Deus dotou Adão do livre-arbítrio, com o qual ele era capaz tanto de obedecer quanto de desobedecer ao Criador [Gn.2:16,17].
Ele escolheu desobedecer a Deus, e a sua queda arruinou toda a humanidade, distanciando-a de Deus: ‘Porque todos pecaram e destituídos estão da glória de Deus’ (Rm.3:23).
A iniquidade de Adão, a qual nós chamamos de pecado original, contaminou toda a raça humana; em consequência disso, a humanidade tornou-se universal e totalmente degenerada, pois todos os seus descendentes nascem em pecado [Rm.5:12]; todos nascemos em transgressão [Sl.51:5]. …” (DFAD IX.4, pp.99-100).

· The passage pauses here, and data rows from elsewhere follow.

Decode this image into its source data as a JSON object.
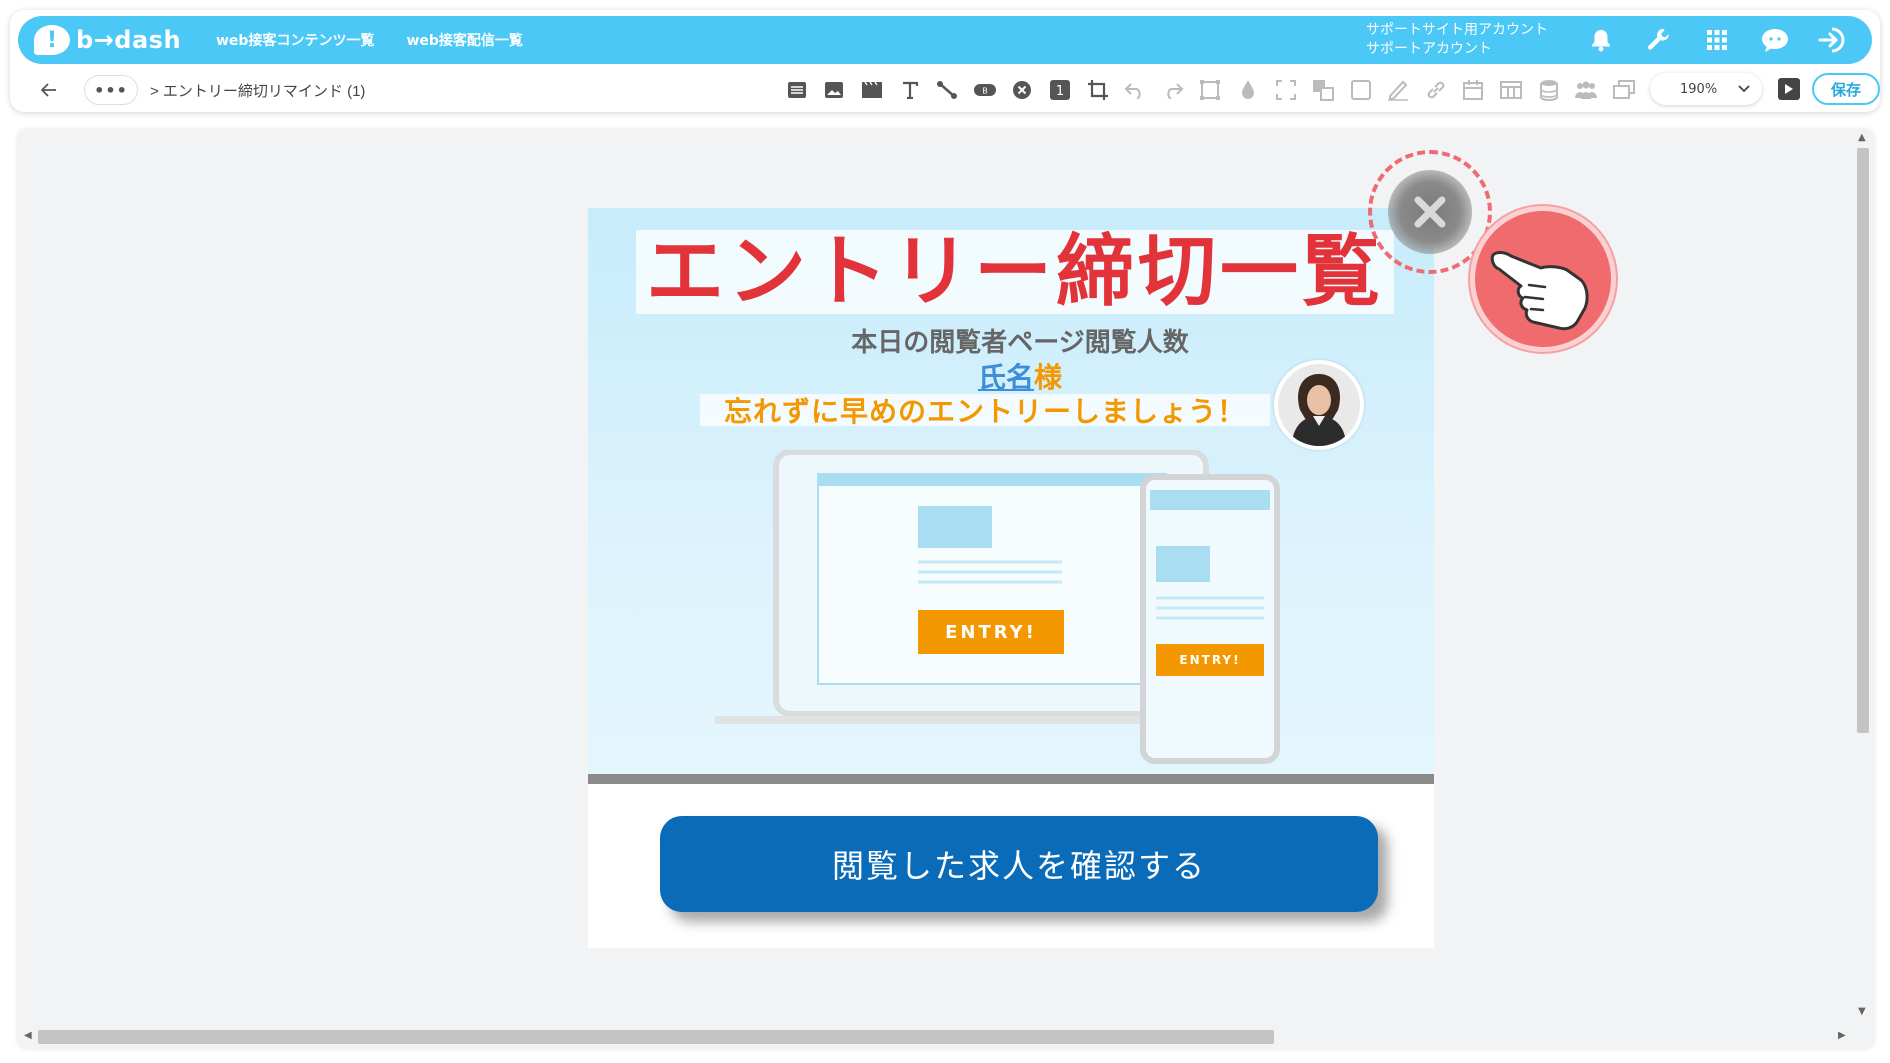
{
  "header": {
    "logo_text": "b→dash",
    "nav": [
      "web接客コンテンツ一覧",
      "web接客配信一覧"
    ],
    "account_line1": "サポートサイト用アカウント",
    "account_line2": "サポートアカウント",
    "icons": [
      "bell-icon",
      "wrench-icon",
      "grid-icon",
      "chat-bot-icon",
      "logout-icon"
    ],
    "bg_color": "#4bc8f5"
  },
  "toolbar": {
    "more_label": "•••",
    "breadcrumb": "> エントリー締切リマインド (1)",
    "zoom_value": "190%",
    "save_label": "保存",
    "tool_icons": [
      "list-icon",
      "image-icon",
      "video-icon",
      "text-icon",
      "connector-icon",
      "badge-icon",
      "close-element-icon",
      "number-icon",
      "crop-icon",
      "undo-icon",
      "redo-icon",
      "frame-icon",
      "drop-icon",
      "expand-icon",
      "layers-icon",
      "square-icon",
      "pen-icon",
      "link-icon",
      "calendar-icon",
      "table-icon",
      "database-icon",
      "users-icon",
      "copy-icon"
    ]
  },
  "banner": {
    "headline": "エントリー締切一覧",
    "subtitle": "本日の閲覧者ページ閲覧人数",
    "name_placeholder": "氏名",
    "name_suffix": "様",
    "reminder": "忘れずに早めのエントリーしましょう！",
    "entry_label": "ENTRY!",
    "cta_label": "閲覧した求人を確認する",
    "headline_color": "#e2333b",
    "accent_color": "#f39800",
    "cta_color": "#0a6bb8"
  }
}
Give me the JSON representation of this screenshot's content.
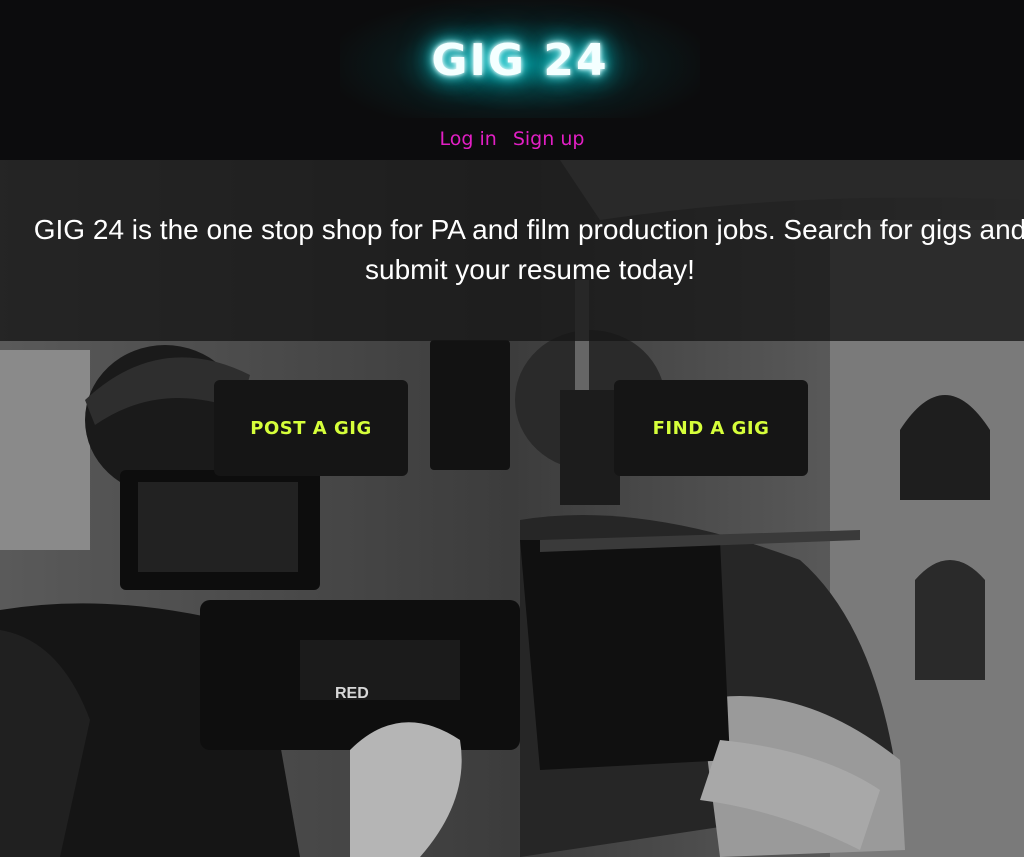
{
  "header": {
    "logo_text": "GIG 24",
    "nav": {
      "login_label": "Log in",
      "signup_label": "Sign up"
    }
  },
  "hero": {
    "tagline": "GIG 24 is the one stop shop for PA and film production jobs. Search for gigs and submit your resume today!",
    "post_button_label": "POST A GIG",
    "find_button_label": "FIND A GIG",
    "camera_brand_text": "RED"
  },
  "colors": {
    "logo_glow": "#00e6ee",
    "nav_link": "#e21fc4",
    "button_text": "#d6ff3a",
    "button_bg": "#151515",
    "header_bg": "#0c0c0d"
  }
}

-Entretanto, se, na modificação da natureza do diabo e de seus anjos, a sentença divina foi a de lançamento no inferno, no mais profundo do abismo (Is.14:16), a de perecimento fora do monte de Deus entre pedras afogueadas (Ez.28:16), para surpresa do próprio Satanás, com o homem não houve tal sentença.
-No dia mesmo da queda, ainda no Éden, o Senhor revelou Seu intento de salvar o homem, dizendo-o diretamente ao tentador de que poria inimizade entre ele e a humanidade, restabelecendo a amizade entre Deus e o homem, por meio da semente da mulher, que teria ferido seu calcanhar mas esmagaria a cabeça da serpente Gn.3:15).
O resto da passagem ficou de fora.